Teoman Duralı hocanın ifadeleriyle söylemek gerekirse İngiliz-Yahudi medeniyeti hukuku olan savaşı kaldırıp yerine hukuku olmayan bir terörü icat etmiştir. Geçmişte olduğu gibi şimdilerde de İngiliz-Yahudi medeniyetinin tek bilkuvve rakibi ile hasmı İslâm medeniyetidir.

İslam özünde kendisini barış dini olarak görür. Savaşı bir realite olarak kabul eder ama onu sınırlandırma ve hukuki temellere dayandırma yönünde tedbirler alır. Karşı taraf fiili veya potansiyel tehdit durumunda olmadığı takdirde hiçbir zaman ilk savaş başlatan taraf olmaz. İslam düşüncesi felsefi açıdan savaşı bizzat amaç olarak değil, barışı sağlayıcı olması açısından meşru (li-gayrihi hasen) görmektedir. Ayrıca cihadın hiçbir suretle ne terörle ne de Batı'daki kullanımıyla kutsal savaşla ilişkisi veya benzerliğinin söz konusu değildir.

Hıristiyan Batı tarafından yapılan Hz. Peygamber'in dünyevi liderliği ile ilgili eleştiriler temelde onun askeri kişiliği yani savaşan bir peygamber olması üzerinden yapılmaktadır. Hıristiyan ilahiyatçıları genel itibariyle dünyevi işlere dalmayı ve de savaşmayı nübüvvete aykırı bir davranış olarak görmektedirler. Akademik camiada yapılan bazı araştırmalarda Hz. Peygamber hakkındaki önyargılı sonuçlar bilimsel formatta sunulmaya çalışılmıştır. Nitekim Kanada Kraliyet Askerî Akademisi öğretim üyesi Richard A. Gabriel hazırladığı Muhammad: Islam's Firs Great Genaral (Oklahoma 2007) adlı eserinde ve ABD'de yayın yapan Askeri Tarih Dergisi'nde kaleme aldığı "Muhammad: The Warrior Prophet" adlı makalesinde Hz. Peygamber'i, "gerilla lideri", "direniş lideri", "savaş peygamberi", "İslam'ın ilk büyük generali…" vb. şekillerde vasıflandırmak suretiyle olumsuz çağrışımlar uyandırmakta, özellikle oluşum döneminde İslam askerî yapısının düzenli ordu değil, gerilla hareketi olduğunu iddia etmektedir. Bu çalışmalar, Batı'da var olan Hz. Peygamber'e karşı menfi imajın tipik örneğini sunmaktadır.

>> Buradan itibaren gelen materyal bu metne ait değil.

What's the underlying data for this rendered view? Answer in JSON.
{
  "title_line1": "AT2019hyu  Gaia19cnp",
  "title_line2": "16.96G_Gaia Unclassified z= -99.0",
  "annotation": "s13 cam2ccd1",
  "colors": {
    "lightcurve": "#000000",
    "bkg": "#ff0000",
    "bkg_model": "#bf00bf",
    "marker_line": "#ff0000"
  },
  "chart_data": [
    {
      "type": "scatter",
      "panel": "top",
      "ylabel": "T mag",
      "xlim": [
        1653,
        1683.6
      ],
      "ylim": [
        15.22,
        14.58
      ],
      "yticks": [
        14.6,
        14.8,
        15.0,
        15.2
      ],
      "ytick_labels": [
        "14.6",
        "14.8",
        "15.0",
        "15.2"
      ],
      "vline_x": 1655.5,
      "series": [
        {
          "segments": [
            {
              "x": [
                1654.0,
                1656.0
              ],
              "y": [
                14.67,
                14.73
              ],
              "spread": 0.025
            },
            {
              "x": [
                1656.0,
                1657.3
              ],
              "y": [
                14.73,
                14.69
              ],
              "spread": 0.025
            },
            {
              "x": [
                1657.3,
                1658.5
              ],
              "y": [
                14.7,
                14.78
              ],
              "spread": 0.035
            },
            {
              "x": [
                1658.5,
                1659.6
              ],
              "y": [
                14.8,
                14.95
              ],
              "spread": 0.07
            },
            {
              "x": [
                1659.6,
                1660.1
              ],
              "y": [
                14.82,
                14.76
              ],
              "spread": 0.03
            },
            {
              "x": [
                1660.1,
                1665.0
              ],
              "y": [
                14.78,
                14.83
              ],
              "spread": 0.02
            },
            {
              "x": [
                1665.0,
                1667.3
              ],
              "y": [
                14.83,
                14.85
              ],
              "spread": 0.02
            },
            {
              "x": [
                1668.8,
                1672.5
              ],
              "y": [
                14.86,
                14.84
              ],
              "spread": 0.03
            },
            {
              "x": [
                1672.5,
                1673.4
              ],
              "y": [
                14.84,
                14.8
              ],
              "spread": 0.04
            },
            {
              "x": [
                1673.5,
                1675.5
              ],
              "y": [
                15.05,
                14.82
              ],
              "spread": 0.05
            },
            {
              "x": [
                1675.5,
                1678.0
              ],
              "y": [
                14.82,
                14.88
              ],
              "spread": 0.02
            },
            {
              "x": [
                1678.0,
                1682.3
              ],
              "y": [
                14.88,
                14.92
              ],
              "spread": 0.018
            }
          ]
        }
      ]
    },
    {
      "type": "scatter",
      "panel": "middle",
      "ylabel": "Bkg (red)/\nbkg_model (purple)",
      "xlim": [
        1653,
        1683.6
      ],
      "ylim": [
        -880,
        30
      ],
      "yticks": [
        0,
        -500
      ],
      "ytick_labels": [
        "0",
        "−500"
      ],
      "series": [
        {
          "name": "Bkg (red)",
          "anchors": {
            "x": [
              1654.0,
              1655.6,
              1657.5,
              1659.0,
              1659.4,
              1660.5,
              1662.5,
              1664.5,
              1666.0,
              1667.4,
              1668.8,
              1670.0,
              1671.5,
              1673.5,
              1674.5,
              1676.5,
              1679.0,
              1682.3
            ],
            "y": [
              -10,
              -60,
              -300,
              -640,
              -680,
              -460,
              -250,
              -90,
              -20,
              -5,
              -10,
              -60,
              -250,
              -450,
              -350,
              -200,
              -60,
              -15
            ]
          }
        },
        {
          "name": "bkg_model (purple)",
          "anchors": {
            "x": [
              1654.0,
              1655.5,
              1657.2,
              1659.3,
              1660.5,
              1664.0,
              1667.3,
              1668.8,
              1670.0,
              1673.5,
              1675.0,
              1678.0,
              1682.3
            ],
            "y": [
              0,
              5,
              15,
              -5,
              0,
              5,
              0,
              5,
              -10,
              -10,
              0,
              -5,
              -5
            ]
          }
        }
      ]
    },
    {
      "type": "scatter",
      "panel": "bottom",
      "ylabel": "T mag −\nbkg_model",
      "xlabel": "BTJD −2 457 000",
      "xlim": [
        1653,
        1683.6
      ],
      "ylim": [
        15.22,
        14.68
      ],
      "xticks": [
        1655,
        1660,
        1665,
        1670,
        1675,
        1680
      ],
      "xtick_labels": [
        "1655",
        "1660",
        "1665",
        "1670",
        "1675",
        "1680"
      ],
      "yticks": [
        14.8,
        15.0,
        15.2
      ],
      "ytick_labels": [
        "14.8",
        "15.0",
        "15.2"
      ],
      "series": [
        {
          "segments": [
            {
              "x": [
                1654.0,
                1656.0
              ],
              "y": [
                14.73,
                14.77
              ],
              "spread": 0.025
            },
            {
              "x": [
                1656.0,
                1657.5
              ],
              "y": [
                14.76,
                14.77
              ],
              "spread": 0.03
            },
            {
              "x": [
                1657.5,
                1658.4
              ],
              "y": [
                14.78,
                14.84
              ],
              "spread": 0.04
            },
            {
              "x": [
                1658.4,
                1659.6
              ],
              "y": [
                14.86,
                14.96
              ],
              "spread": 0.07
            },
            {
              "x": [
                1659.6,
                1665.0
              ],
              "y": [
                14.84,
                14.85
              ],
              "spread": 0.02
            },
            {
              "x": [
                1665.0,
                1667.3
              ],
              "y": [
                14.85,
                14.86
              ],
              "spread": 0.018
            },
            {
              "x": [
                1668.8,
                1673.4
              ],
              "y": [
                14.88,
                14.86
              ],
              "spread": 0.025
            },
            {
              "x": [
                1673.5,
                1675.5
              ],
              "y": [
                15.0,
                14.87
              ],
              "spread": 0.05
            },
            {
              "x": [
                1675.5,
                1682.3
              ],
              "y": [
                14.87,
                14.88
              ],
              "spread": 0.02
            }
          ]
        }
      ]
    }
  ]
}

İslam tarihini objektif değerlendirmeleriyle tanınan Marshall G. S. Hodgson da Hz. Peygamber'in savaşmasını önceleri zulme uğramış bir topluluğun kendini savunma ameliyesi olarak meşru gibi göstermesine rağmen, yine de Hz. Peygamber tarafından gerçekleştirilen askerî tedbirleri onun peygamberliğindeki temel problem olarak görmenin makul karşılanması gereğini iddia etmektedir. Şartlar ve çevreninin zorlayıcı baskılarını makul görmekle birlikte, bunu nübüvvet açısından bir zaaf noktası olarak algılamaktadır. Halbuki Hz. Mûsâ'da olduğu gibi savaşçı peygamber özelliğini Hz. Muhammed (s.a.v.) de taşımıştır. Nitekim Ahdi Kadîm misillemeyi, Ahdi Cedîd bağışlamayı tavsiye ederken, ikisinin ortasını temsil eden Kur'an şöyle der: "Kötülüğün karşılığı ona denk bir kötülük/cezadır. Fakat kim affederse ve barışı sağlarsa mükafatı Allah'a aittir." (42/40; 5/48, 87).

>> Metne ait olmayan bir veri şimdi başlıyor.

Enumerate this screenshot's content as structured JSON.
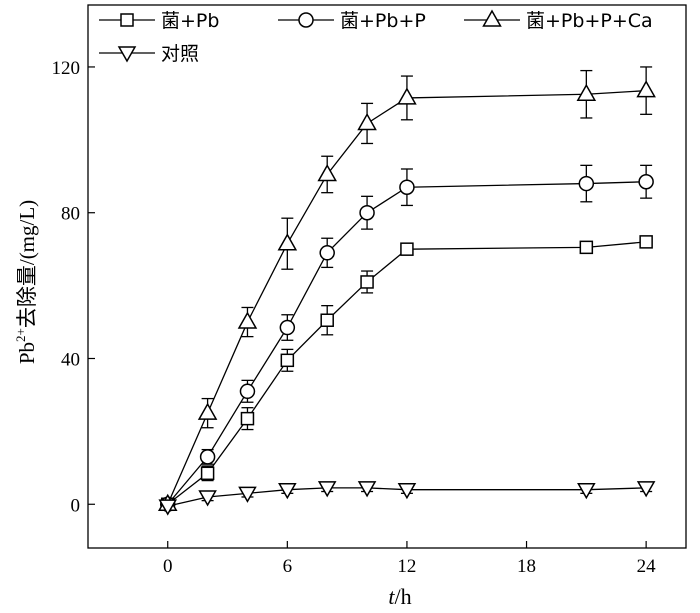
{
  "chart_data": {
    "type": "line",
    "xlabel_italic": "t",
    "xlabel_rest": "/h",
    "ylabel_main": "Pb",
    "ylabel_sup": "2+",
    "ylabel_rest": "去除量/(mg/L)",
    "xlim": [
      -4,
      26
    ],
    "ylim": [
      -12,
      137
    ],
    "xticks": [
      0,
      6,
      12,
      18,
      24
    ],
    "yticks": [
      0,
      40,
      80,
      120
    ],
    "grid": false,
    "legend_position": "top",
    "series": [
      {
        "name": "菌+Pb",
        "marker": "square",
        "x": [
          0,
          2,
          4,
          6,
          8,
          10,
          12,
          21,
          24
        ],
        "y": [
          0,
          8.5,
          23.5,
          39.5,
          50.5,
          61,
          70,
          70.5,
          72
        ],
        "err": [
          0,
          2,
          3,
          3,
          4,
          3,
          1,
          1,
          1.5
        ]
      },
      {
        "name": "菌+Pb+P",
        "marker": "circle",
        "x": [
          0,
          2,
          4,
          6,
          8,
          10,
          12,
          21,
          24
        ],
        "y": [
          0,
          13,
          31,
          48.5,
          69,
          80,
          87,
          88,
          88.5
        ],
        "err": [
          0,
          2,
          3,
          3.5,
          4,
          4.5,
          5,
          5,
          4.5
        ]
      },
      {
        "name": "菌+Pb+P+Ca",
        "marker": "triangle-up",
        "x": [
          0,
          2,
          4,
          6,
          8,
          10,
          12,
          21,
          24
        ],
        "y": [
          0,
          25,
          50,
          71.5,
          90.5,
          104.5,
          111.5,
          112.5,
          113.5
        ],
        "err": [
          0,
          4,
          4,
          7,
          5,
          5.5,
          6,
          6.5,
          6.5
        ]
      },
      {
        "name": "对照",
        "marker": "triangle-down",
        "x": [
          0,
          2,
          4,
          6,
          8,
          10,
          12,
          21,
          24
        ],
        "y": [
          -0.5,
          2,
          3,
          4,
          4.5,
          4.5,
          4,
          4,
          4.5
        ],
        "err": [
          0,
          1,
          1,
          1,
          1,
          1,
          1,
          1,
          1
        ]
      }
    ]
  }
}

Hz. Peygamber'in uygulamalarında kendini gösteren "meşru savaş" olarak cihadla, Batılıların esas itibarıyla kendilerinin üretip tarih boyunca uyguladıkları, buna rağmen Müslümanlara isnat ettikleri "kutsal savaş" mefhumlarını birbirinden ayırmak gerekir. Bir kısım ayetlerin doğrudan ifadesinden (el-Hac 22/39) ve Hz. Peygamber'in hayatı boyunca gerçekleştirdiği uygulamalardan anlaşıldığı üzere "meşru savaş" bir toplumun kendisine karşı yapılan saldırı ve zorbalığa karşı kendini savunma hakkını gösterir ve tabiatı gereği savunmaya yöneliktir. Bu sebeple Kur'an'ın ve Hz. Peygamber'in gerek müslümanlar gerek gayr-i müslimler tarafından gelecek olan zorbalığa karşı güç kullanımında benimsediği tavır, özünde gerçekçi bir tavırdır ve savaşı kurallara bağlayan ağır şartlar koşmayı amaçlar. Dolayısıyla İslam'da temel ilke saldırıya karşı savaşmaktır ki "Size savaş açanlarla Allah yolunda savaşın. Fakat haksız saldırıda bulunmayın. Çünkü Allah haksız saldırıda bulananları sevmez" (Bakara, 2/190. Ayrıca bk. en-Nisa 4/81; et-Tevbe 9/36) ayeti bunu destekler. Klasik ve modern yorumcular haksız saldırıda bulunmama (lâ ta'tedû-aşırıya gitmeyin) emrini öncelikle savaştan ve düşmanlıklardan kaçınmak, silahlı mücadeleye ancak kendi özgürlüğünü müdafaa etmek üzere başvurmak ve savaşmak zorunda kalındığında da kadınlar, çocuklar, yaşlılar, din adamları gibi savaşa katılmayan şahısların hayatını korumak olarak yorumlamışlardır. Nitekim Hz. Peygamber bu konuda şöyle buyurmuştur: "Düşmanla karşılaşmayı temenni etmeyin. Allah'tan afiyet dileyin. Karşılaşınca da sabredin ve bilin ki cennet kılıçların gölgesi altındadır" (Müslim, "Cihad", 20). Zaten İslam hukukunda hâkim telakkiye göre devletlerarası münasebetlerde normal olan durum barış halidir.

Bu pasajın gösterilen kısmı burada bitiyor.